UV light also penetrates cloud cover with little difficulty; about 80% of UV rays penetrate the clouds. So even when the sun is not visible, some protection is needed on the skin.

SI: How does climate influence skin care? And has the need for sun protection changed over the years, with climate change?

VH: Climate influences both the state of skin and its needs. In humid and warm climates, the skin is more hydrated and needs lighter skin care. In colder, drier climates, the skin is much drier. Indoor heating also significantly dries out the inside air, with humidity levels in homes and offices below 30-40%RH. In such conditions, skin rapidly becomes dehydrated and richer, more emollient skin care is necessary to protect it.

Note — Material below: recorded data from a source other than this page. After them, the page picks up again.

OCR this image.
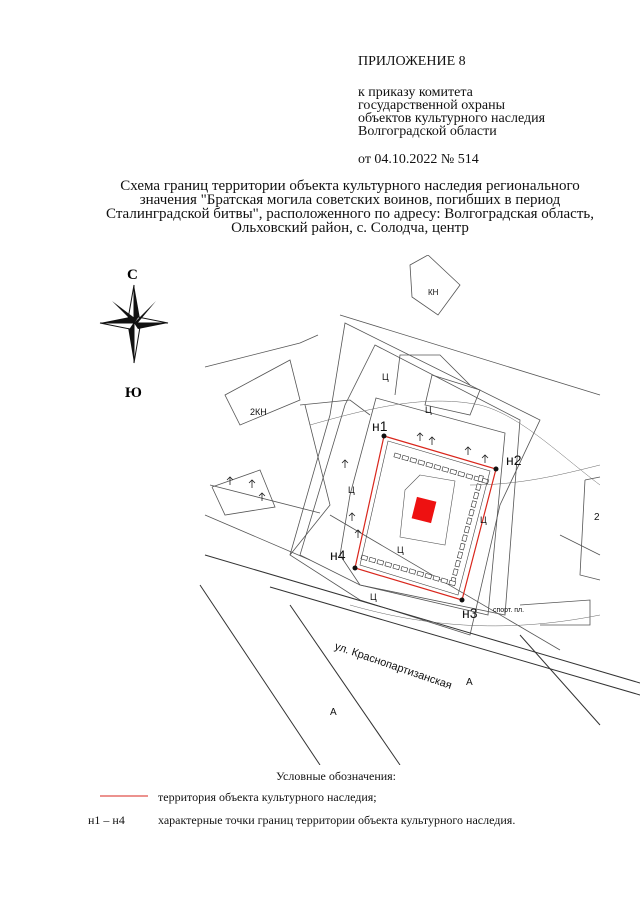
ПРИЛОЖЕНИЕ 8
к приказу комитета
государственной охраны
объектов культурного наследия
Волгоградской области
от 04.10.2022 № 514
Схема границ территории объекта культурного наследия регионального
значения "Братская могила советских воинов, погибших в период
Сталинградской битвы", расположенного по адресу: Волгоградская область,
Ольховский район, с. Солодча, центр
С
Ю
н1
н2
н3
н4
КН
2КН
спорт. пл.
ул. Краснопартизанская А
А
2
Ц
Ц
Ц
Ц
Ц
Ц
Условные обозначения:
территория объекта культурного наследия;
н1 – н4	характерные точки границ территории объекта культурного наследия.
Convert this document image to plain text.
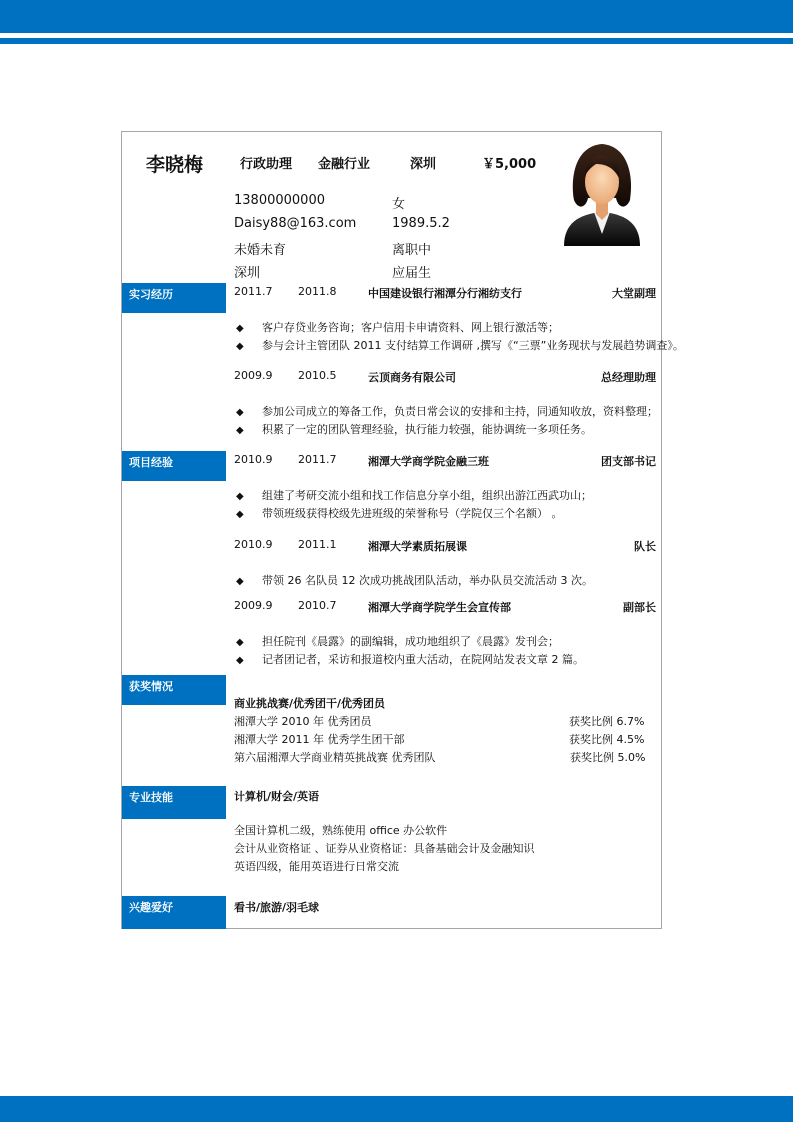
李晓梅	行政助理 金融行业	深圳	￥5,000
13800000000	女
Daisy88@163.com	1989.5.2
未婚未育	离职中
深圳	应届生
实习经历
项目经验
获奖情况
专业技能
兴趣爱好
2011.7 2011.8	中国建设银行湘潭分行湘纺支行	大堂副理
◆ 客户存贷业务咨询；客户信用卡申请资料、网上银行激活等；
◆ 参与会计主管团队 2011 支付结算工作调研 ,撰写《“三票”业务现状与发展趋势调查》。
2009.9 2010.5	云顶商务有限公司	总经理助理
◆ 参加公司成立的筹备工作，负责日常会议的安排和主持，同通知收放，资料整理；
◆ 积累了一定的团队管理经验，执行能力较强，能协调统一多项任务。
2010.9 2011.7	湘潭大学商学院金融三班	团支部书记
◆ 组建了考研交流小组和找工作信息分享小组，组织出游江西武功山；
◆ 带领班级获得校级先进班级的荣誉称号（学院仅三个名额） 。
2010.9 2011.1	湘潭大学素质拓展课	队长
◆ 带领 26 名队员 12 次成功挑战团队活动，举办队员交流活动 3 次。
2009.9 2010.7	湘潭大学商学院学生会宣传部	副部长
◆ 担任院刊《晨露》的副编辑，成功地组织了《晨露》发刊会；
◆ 记者团记者，采访和报道校内重大活动，在院网站发表文章 2 篇。
商业挑战赛/优秀团干/优秀团员
湘潭大学 2010 年 优秀团员	获奖比例 6.7%
湘潭大学 2011 年 优秀学生团干部	获奖比例 4.5%
第六届湘潭大学商业精英挑战赛 优秀团队	获奖比例 5.0%
计算机/财会/英语
全国计算机二级，熟练使用 office 办公软件
会计从业资格证 、证券从业资格证：具备基础会计及金融知识
英语四级，能用英语进行日常交流
看书/旅游/羽毛球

Climate also influences the perception of skin care by the user. Take texture, for example. When it is warm and humid, skin creams are perceived as being more oily and film-forming than the same creams under normal test conditions. This explains why, in humid countries such as Brazil, there is net preference for ultra-light, low film-forming skin care. 

For SPF products with higher concentrations of UV filters, the perception of oiliness and tackiness are even higher, and this can lead to consumers using less sunscreen or even avoiding it altogether. Yet it is just as important to protect the skin under these conditions.

With climate change, not only is the temperature of the planet increasing, but also the humidity. So to answer to your question, it is not really the need for sun protection that is changing but the need for sunscreens to better adapt to new climatic conditions. Other factors, such as pollution, are also known to directly and indirectly impact skin, leading to skin aging, inflammatory or allergic conditions. When combined with UV rays, these effects could be emphasized.